Shapiro-Wilk Test¶
Overview¶
The Shapiro-Wilk test is a popular method for assessing the normality of a dataset. It evaluates whether the sample data comes from a normally distributed population by calculating a test statistic and corresponding \(p\)-value.
Hypotheses¶
- Null Hypothesis (\(H_0\)): The data is normally distributed.
- Alternative Hypothesis (\(H_1\)): The data is not normally distributed.
Computation of the Test Statistic W¶
We compute the Shapiro-Wilk test statistic \(W\) using the following steps:
-
Order the Data: Let \(X_1, X_2, \dots, X_n\) be the sample data sorted in ascending order such that \(X_{(1)} \leq X_{(2)} \leq \dots \leq X_{(n)}\).
-
Expected Values: Calculate the expected values \(m_i\) for a sample of size \(n\) from a standard normal distribution. These values represent the means of the order statistics. Let \(\mathbf{m}^T = [m_1, m_2, \dots, m_n]\) be the vector of these expected values.
-
Covariance Matrix: We use a covariance matrix \(\Sigma\) of the order statistics from the normal distribution to generate weights \(a_i\). These weights are computed to optimize the sensitivity of the test to departures from normality. The vector of weights is denoted by \(\mathbf{a}^T = [a_1, a_2, \dots, a_n]\):
\[ [a_1, a_2, \dots, a_n] = \frac{[m_1, m_2, \dots, m_n]\Sigma^{-1}}{\sqrt{[m_1, m_2, \dots, m_n]\Sigma^{-1}\Sigma^{-1}[m_1, m_2, \dots, m_n]^T}} \] -
Test Statistic \(W\): Then, we compute the test statistic \(W\) as:
\[ W = \frac{\left( \sum_{i=1}^{n} a_i X_{(i)} \right)^2}{\sum_{i=1}^{n} (X_i - \bar{X})^2} \]where
- \(X_{(i)}\) is the \(i\)-th ordered data point,
- \(a_i\) is the corresponding weight from the vector \(\mathbf{a}\),
- \(\bar{X}\) is the sample mean.
The numerator represents the squared linear combination of the ordered sample, and the denominator is the total variance of the sample data.
Deriving the p-Value¶
Once we compute the test statistic \(W\), the \(p\)-value is obtained by comparing \(W\) to the distribution of \(W\) under the null hypothesis of normality. The \(p\)-value represents the probability of observing a test statistic as extreme as \(W\) under the assumption that the null hypothesis is true.

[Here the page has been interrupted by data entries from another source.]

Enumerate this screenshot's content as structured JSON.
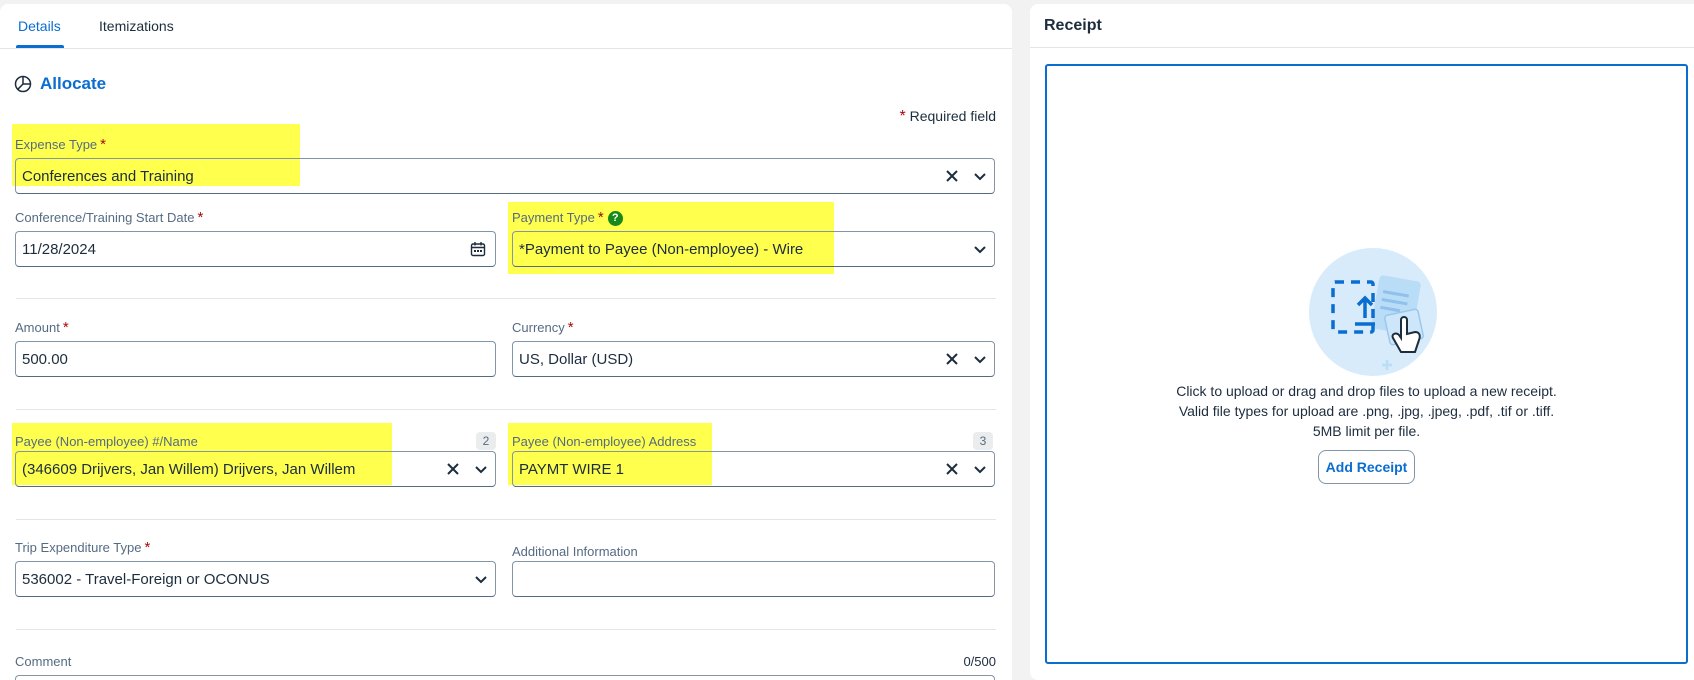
{
  "tabs": [
    {
      "label": "Details",
      "active": true
    },
    {
      "label": "Itemizations",
      "active": false
    }
  ],
  "allocate": {
    "label": "Allocate"
  },
  "required_note": {
    "star": "*",
    "text": "Required field"
  },
  "fields": {
    "expense_type": {
      "label": "Expense Type",
      "required": "*",
      "value": "Conferences and Training"
    },
    "start_date": {
      "label": "Conference/Training Start Date",
      "required": "*",
      "value": "11/28/2024"
    },
    "payment_type": {
      "label": "Payment Type",
      "required": "*",
      "help": "?",
      "value": "*Payment to Payee (Non-employee) - Wire"
    },
    "amount": {
      "label": "Amount",
      "required": "*",
      "value": "500.00"
    },
    "currency": {
      "label": "Currency",
      "required": "*",
      "value": "US, Dollar (USD)"
    },
    "payee_name": {
      "label": "Payee (Non-employee) #/Name",
      "count": "2",
      "value": "(346609 Drijvers, Jan Willem) Drijvers, Jan Willem"
    },
    "payee_address": {
      "label": "Payee (Non-employee) Address",
      "count": "3",
      "value": "PAYMT WIRE 1"
    },
    "trip_expenditure": {
      "label": "Trip Expenditure Type",
      "required": "*",
      "value": "536002 - Travel-Foreign or OCONUS"
    },
    "additional_info": {
      "label": "Additional Information",
      "value": ""
    },
    "comment": {
      "label": "Comment",
      "counter": "0/500"
    }
  },
  "receipt": {
    "title": "Receipt",
    "line1": "Click to upload or drag and drop files to upload a new receipt.",
    "line2": "Valid file types for upload are .png, .jpg, .jpeg, .pdf, .tif or .tiff.",
    "line3": "5MB limit per file.",
    "add_button": "Add Receipt"
  },
  "colors": {
    "accent": "#0a6ed1",
    "highlight": "#ffff4d",
    "required": "#aa0808",
    "help": "#188918"
  }
}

- We reject the null hypothesis if the \(p\)-value is small (e.g., less than \(\alpha = 0.05\)). This suggests the data does not follow a normal distribution.
- If the \(p\)-value is large (greater than or equal to \(\alpha\)), we do not reject the null hypothesis.
Decision Rule¶
- If \(p\)-value \(\leq \alpha\), reject \(H_0\) (the data is not normally distributed).
- If \(p\)-value \(> \alpha\), fail to reject \(H_0\) (the data is normally distributed).
Python Implementation¶
import numpy as np
from scipy import stats
# Generate a sample dataset
# data = np.random.normal(0, 1, 1000)
data = np.random.normal(1, 10, 1000)
# Perform Shapiro-Wilk test
stat, p_value = stats.shapiro(data)
print(f"Shapiro-Wilk Test: Statistic={stat:.4f}, p-value={p_value:.4f}")
# Interpretation
alpha = 0.05
if p_value <= alpha:
print("Reject H_0: The data is not normally distributed.")
else:
print("Fail to reject H_0: The data is normally distributed.")
In summary, the Shapiro-Wilk test uses the ordered sample data and precomputed weights to compute the test statistic \(W\) to determine whether the data is likely to have come from a normal distribution. It is generally considered one of the most powerful normality tests, particularly for small to moderate sample sizes.